From eq. 1, 2, and 3 it seems he is making a distinction between the LSTM hidden layers (h_t) and the final output layer before the softmax (yhat)

2 Likes

Indeed. The original code seems to be available, too, and the function used for clipping is bound_range:

$ git clone https://github.com/szcom/rnnlib
$ rgrep bound_range  rnnlib/
rnnlib/src/MixtureOutputLayer.hpp:    bound_range(paramSigmaXY, almostZero, realMax);
rnnlib/src/MixtureOutputLayer.hpp:        bound_range(inputErrors[pt], -100.0, 100.0);
rnnlib/src/Helpers.hpp:static void bound_range(R &r,
rnnlib/src/Lstm1dLayer.hpp:      bound_range(inErrs, -10.0, 10.0);
rnnlib/src/LstmLayer.hpp:      bound_range(inErrs, -10.0, 10.0);
rnnlib/src/CharWindowLayer.hpp:      bound_range(inputErrors[coords], -10.0, 10.0);

I do look forward looking at pytorch code instead. :slight_smile:

Best regards

Thomas

2 Likes

as @jekbradbury suggested, gradient-clipping can be defined in a theano-like way:

def clip_grad(v, min, max):
    v.register_hook(lambda g: g.clamp(min, max))
    return v

A demo LSTM implementation with gradient clipping can be found here.

2 Likes

its really annoying cuz clamp_ is not documented. I guess one just has to randomly try functions with an underscore at the end and see if they exist. Thanks though.


similar Q:

Would you mind sharing your implementation?

I just always do this
def clip_gradient(model, clip):
""“Clip the gradient.”""
if clip is None:
return
totalnorm = 0
for p in model.parameters():
if p.grad is None:
continue
p.grad.data = p.grad.data.clamp(-clip,clip)
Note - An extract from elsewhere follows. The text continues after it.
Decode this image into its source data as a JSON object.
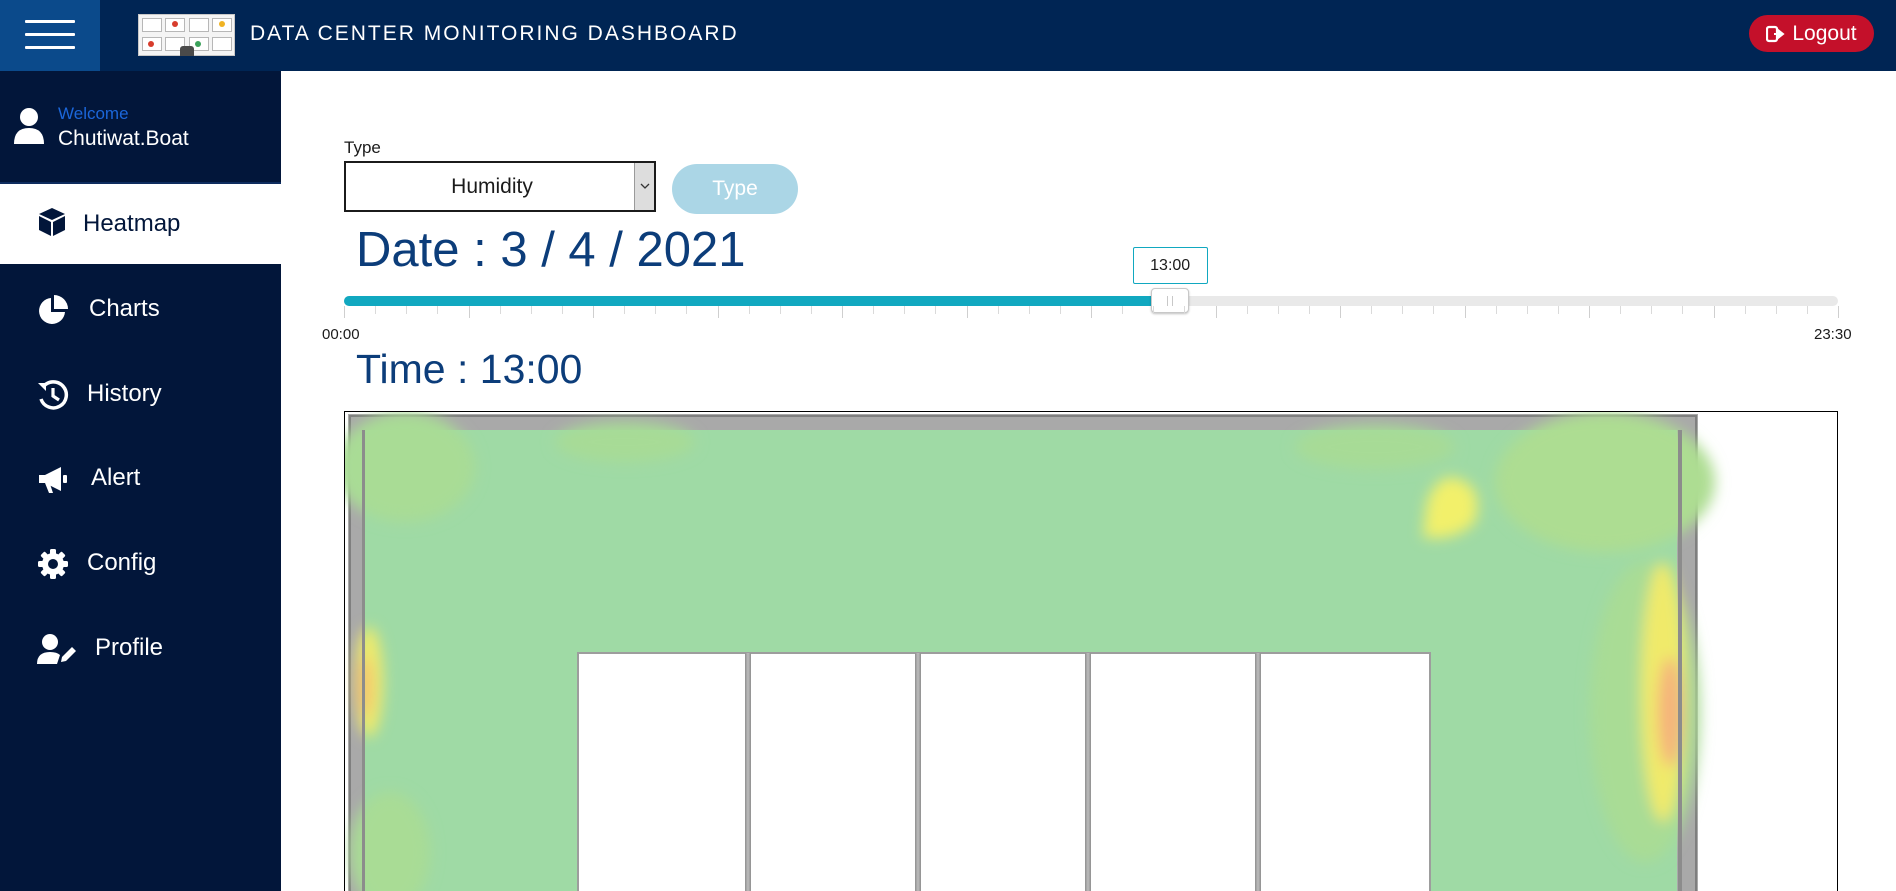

and follow it up with a normal step call to my optimizer (my code isn’t formatting properly but I think u get the point)

2 Likes

no sx or not about it, doesn’t matter

@raulpuric In fact, your code does the same thing as torch.nn.utils.clip_grad_norm_ , as far as I can see? ie, you’re going to call this between loss.backward() and opt.step(), and clip the gradients after the full backprop has taken place?

@tom what things do you recommend applying the hook to? Are you just applying it to the state from each time step? or … ? What happens if one is using an nn.LSTM, rather than an nn.LSTMCell? Will the hook get called each timestep? Or is it obligatory to use nn.LSTMCell if we want to clip the gradients at each timestep?

You can’t hook anything in the timesteps if you don’t see them, so currently you need to do the looping yourself, making LSTMCell a natural choice.
I hope that PR 14957 brings manual LSTM performance back into the “awesome” region (but didn’t time it yet), then we’d have to see how to get clipping in there.